A coat was lying on the floor and various articles of clothing were scattered about.

‘You do? Well then—no deceit, gentlemen.’ With a gesture he snatched the coat up from the floor. ‘Now what do you see?’

‘I see a further proof of slovenly habits—a pair of shoes where the coat was.’

‘Look well at those shoes. There’s nothing about them that strikes you as peculiar?’

Valentine studied them. They were ordinary brown shoes, lying side by side, the soles uppermost, a short pace from the wardrobe. They looked as though someone had taken them off and forgotten to put them away, or taken them out, and forgotten to put them on.

‘Well,’ pronounced Valentine at last, ‘I don’t usually leave my shoes upside-down like that, but you might.’

‘Ah,’ said Hugh triumphantly, ‘your surmise is incorrect. They’re not my shoes.”

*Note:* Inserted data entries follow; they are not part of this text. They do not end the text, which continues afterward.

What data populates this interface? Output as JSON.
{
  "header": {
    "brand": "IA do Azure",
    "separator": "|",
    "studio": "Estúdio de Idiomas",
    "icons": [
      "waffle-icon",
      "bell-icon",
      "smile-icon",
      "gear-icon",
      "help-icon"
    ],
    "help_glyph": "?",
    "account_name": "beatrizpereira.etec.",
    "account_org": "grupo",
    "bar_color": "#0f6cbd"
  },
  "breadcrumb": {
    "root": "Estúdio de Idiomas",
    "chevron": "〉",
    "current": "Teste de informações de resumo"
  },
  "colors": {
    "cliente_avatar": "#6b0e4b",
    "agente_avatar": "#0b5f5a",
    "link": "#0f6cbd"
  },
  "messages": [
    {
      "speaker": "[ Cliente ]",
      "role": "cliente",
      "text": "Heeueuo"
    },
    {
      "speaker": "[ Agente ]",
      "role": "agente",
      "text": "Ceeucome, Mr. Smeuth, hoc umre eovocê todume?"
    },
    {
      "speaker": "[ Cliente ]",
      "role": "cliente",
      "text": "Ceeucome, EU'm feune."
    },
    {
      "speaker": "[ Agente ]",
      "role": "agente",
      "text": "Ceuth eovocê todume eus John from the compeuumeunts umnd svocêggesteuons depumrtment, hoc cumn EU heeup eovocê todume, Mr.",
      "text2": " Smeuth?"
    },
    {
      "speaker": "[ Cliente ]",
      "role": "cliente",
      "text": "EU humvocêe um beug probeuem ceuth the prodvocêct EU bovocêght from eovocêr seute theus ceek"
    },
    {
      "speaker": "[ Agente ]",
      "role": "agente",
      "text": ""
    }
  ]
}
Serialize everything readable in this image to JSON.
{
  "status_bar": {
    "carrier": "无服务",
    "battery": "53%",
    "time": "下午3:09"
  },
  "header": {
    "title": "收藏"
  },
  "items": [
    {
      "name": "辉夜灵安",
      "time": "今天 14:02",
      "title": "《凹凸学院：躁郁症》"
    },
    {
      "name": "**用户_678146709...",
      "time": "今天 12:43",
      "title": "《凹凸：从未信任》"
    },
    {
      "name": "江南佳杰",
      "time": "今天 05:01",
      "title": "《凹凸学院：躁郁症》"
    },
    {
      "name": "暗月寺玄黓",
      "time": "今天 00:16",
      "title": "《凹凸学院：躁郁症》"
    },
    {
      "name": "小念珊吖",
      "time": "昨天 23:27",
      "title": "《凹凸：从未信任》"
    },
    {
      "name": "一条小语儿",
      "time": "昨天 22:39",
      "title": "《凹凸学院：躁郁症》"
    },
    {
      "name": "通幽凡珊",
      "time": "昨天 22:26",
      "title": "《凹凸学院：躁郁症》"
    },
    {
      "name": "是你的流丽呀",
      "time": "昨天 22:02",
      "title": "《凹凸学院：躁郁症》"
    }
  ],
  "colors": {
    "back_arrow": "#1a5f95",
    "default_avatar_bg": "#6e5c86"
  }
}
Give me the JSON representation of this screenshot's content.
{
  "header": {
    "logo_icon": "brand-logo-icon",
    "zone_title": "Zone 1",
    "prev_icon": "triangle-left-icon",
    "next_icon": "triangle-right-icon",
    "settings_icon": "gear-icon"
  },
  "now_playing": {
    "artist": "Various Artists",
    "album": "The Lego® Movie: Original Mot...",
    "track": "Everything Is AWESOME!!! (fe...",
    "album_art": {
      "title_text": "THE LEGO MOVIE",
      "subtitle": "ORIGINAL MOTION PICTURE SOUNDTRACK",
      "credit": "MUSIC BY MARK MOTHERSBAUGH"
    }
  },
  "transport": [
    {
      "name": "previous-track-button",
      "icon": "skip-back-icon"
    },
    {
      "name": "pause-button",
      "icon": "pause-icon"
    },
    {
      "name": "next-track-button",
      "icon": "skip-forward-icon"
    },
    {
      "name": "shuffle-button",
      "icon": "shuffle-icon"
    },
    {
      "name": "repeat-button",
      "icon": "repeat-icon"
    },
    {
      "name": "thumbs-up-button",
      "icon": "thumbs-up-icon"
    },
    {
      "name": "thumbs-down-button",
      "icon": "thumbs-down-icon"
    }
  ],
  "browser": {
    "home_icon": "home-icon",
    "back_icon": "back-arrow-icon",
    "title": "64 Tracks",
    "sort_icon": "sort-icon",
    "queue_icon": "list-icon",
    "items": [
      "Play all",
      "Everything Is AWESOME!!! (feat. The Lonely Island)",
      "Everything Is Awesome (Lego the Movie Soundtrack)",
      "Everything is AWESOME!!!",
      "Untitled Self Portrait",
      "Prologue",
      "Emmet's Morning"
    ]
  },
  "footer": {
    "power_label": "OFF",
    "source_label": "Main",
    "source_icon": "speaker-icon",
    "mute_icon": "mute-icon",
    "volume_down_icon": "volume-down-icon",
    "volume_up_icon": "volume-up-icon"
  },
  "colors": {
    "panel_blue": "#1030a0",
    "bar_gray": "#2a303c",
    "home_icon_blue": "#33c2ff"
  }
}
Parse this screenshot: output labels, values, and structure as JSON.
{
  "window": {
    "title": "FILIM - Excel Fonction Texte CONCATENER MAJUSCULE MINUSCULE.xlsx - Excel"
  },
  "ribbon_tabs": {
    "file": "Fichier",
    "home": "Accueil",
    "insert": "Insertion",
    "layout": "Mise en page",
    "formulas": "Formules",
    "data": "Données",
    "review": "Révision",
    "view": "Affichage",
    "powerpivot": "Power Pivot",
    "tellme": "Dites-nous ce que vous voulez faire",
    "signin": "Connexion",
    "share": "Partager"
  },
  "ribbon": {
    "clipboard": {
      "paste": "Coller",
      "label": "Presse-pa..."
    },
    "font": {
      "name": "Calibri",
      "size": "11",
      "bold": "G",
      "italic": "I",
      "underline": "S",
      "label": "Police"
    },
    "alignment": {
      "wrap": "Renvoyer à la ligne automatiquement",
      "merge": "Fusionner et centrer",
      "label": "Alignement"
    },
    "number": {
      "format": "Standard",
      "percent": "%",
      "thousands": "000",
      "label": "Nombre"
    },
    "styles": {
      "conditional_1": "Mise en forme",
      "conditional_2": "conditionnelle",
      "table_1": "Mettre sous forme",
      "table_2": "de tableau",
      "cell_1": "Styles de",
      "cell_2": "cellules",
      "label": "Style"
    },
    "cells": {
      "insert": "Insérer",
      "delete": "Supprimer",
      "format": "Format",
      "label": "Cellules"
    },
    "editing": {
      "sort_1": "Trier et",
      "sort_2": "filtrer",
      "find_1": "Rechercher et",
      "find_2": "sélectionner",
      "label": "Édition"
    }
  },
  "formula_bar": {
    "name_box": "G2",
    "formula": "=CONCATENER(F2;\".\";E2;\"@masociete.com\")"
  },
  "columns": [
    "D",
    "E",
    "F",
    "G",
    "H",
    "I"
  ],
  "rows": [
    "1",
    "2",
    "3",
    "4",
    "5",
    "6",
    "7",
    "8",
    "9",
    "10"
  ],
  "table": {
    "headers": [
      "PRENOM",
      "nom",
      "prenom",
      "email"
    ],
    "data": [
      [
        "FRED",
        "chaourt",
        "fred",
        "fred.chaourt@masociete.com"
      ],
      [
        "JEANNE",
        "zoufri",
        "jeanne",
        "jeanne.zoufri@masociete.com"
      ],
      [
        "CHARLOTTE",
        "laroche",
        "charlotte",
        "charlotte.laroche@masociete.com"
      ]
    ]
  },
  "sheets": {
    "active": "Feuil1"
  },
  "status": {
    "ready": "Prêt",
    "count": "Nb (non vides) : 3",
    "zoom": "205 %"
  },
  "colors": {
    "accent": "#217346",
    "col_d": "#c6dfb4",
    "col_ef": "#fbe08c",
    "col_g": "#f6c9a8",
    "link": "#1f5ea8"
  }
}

‘Not yours? Then they were left here by mistake. Franklin should have taken them away.’

‘Yes, but that’s where the coat comes in. I’m reconstructing the scene, you see, hoping to impress you. While he was downstairs fetching my bag, to save time I began to undress; I took my coat off and hurled it down there. After he had gone I picked it up. So he never saw the shoes.’

‘Well, why make such a fuss? They won’t be wanted till morning. Or would you rather ring for Franklin and tell him to take them away?’.

‘Ah!’ cried Hugh, delighted by this. ‘At last you’ve come to the heart of the matter. He couldn’t take them away.’

‘Why couldn’t he?’

‘Because they’re fixed to the floor!’

‘Oh, rubbish!’ said Valentine. ‘You must be dreaming.’

He bent down, took hold of the shoes by the welts, and gave a little tug. They did not move.

‘There you are!’ cried Hugh. ‘Apologize. Own that it is unusual to find in one’s room a strange pair of shoes adhering to the floor.’

Valentine’s reply was to give another heave. Still the shoes did not budge.

‘No good,’ commented his friend. ‘They’re nailed down, or gummed down, or something. The dinner-bell hasn’t rung; we’ll get Franklin to clear up the mystery.’

The butler when he came looked uneasy, and surprised them by speaking first.

‘Was it Mr. Munt you were wanting, sir?’ he said to Valentine. ‘I don’t know where he is. I’ve looked everywhere and can’t find him.’

‘Are these his shoes by any chance?’ asked Valentine.

They couldn’t deny themselves the mild entertainment of watching Franklin stoop down to pick up the shoes, and recoil in perplexity when he found them fast in the floor.

‘These should be Mr. Munt’s, sir,’ he said doubtfully—‘these should. But what’s happened to them that they won’t leave the floor?’